The violin is most commonly seen in an orchestra or accompanied by a pianist. Ysaÿe’s sonatas, however, only showcase the violin. His work highlights the raw beauty and power a talented musician can bring out of such a small instrument. The music made full use of what the violin has to offer through double stops, chords, harmonics, and more, all techniques difficult to master because the slightest tilt of the bow or millimeter difference between the fingers can taint the sound. When Professor Belen and Professor Kim opened the event, they said this was a rare performance only made possible because of the talent that SMTD has.
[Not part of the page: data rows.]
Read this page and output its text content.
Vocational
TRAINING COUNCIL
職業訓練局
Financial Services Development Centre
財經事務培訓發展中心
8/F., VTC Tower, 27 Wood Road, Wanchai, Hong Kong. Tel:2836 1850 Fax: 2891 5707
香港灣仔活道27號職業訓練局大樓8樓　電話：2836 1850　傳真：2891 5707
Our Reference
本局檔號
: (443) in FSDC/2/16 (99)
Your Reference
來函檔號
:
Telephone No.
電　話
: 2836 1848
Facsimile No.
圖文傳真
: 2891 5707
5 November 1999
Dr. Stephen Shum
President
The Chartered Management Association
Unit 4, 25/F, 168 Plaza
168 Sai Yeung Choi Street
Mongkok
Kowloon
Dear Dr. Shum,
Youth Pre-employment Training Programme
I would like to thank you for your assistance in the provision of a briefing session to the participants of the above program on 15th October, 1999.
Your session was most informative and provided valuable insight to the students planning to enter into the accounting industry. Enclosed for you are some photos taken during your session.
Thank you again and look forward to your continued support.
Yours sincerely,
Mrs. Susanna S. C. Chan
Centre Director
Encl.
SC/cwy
It was my first time listening to Ysaÿe’s sonatas except for a brief video clip I saw of Maxim Vengerov playing a passage in Sonata No. 3 in D minor, “Ballade,” op.27. It’s a gorgeous movement that has a consistent melodic theme with different variations, but unlike Vengerov’s fierce interpretation, the student soloist Yuchen Cao had a much more gentle and relaxed approach, almost as if he were stroking the strings with his bow.
Sonata No. 2 in A minor, op. 27 had a few elements that pleasantly surprised me. In the II movement, Malinconia, the soloist uses a mute, a tool that string players put on the bridge of their instrument to create a fuzzier sound. Similarly, the III movement, Danse des Ombres, began with pizzicato, a technique where the player strums the strings with their fingers. Both were fun and interesting additions that contrasted the heavier or brighter music that violinists tend to emphasize in solo works.
The last act performed by Tianyu Lin simply blew me away. His technique, the vibrato, the intonation, and the tone, were perfect, making his double stops and chords beautifully ring and synchronize. The precision he had when scaling the fingerboard from its lowest to the highest range was flawless. I honestly feel like I was more enamored by his skill and talent than the music.
Symphonies and concertos are all lovely, but it was a nice change of pace to listen to a collection of Sonatas live. I’ve always been aware that the music department at UofM is top-tier, but this event let the individuals who make up the department shine.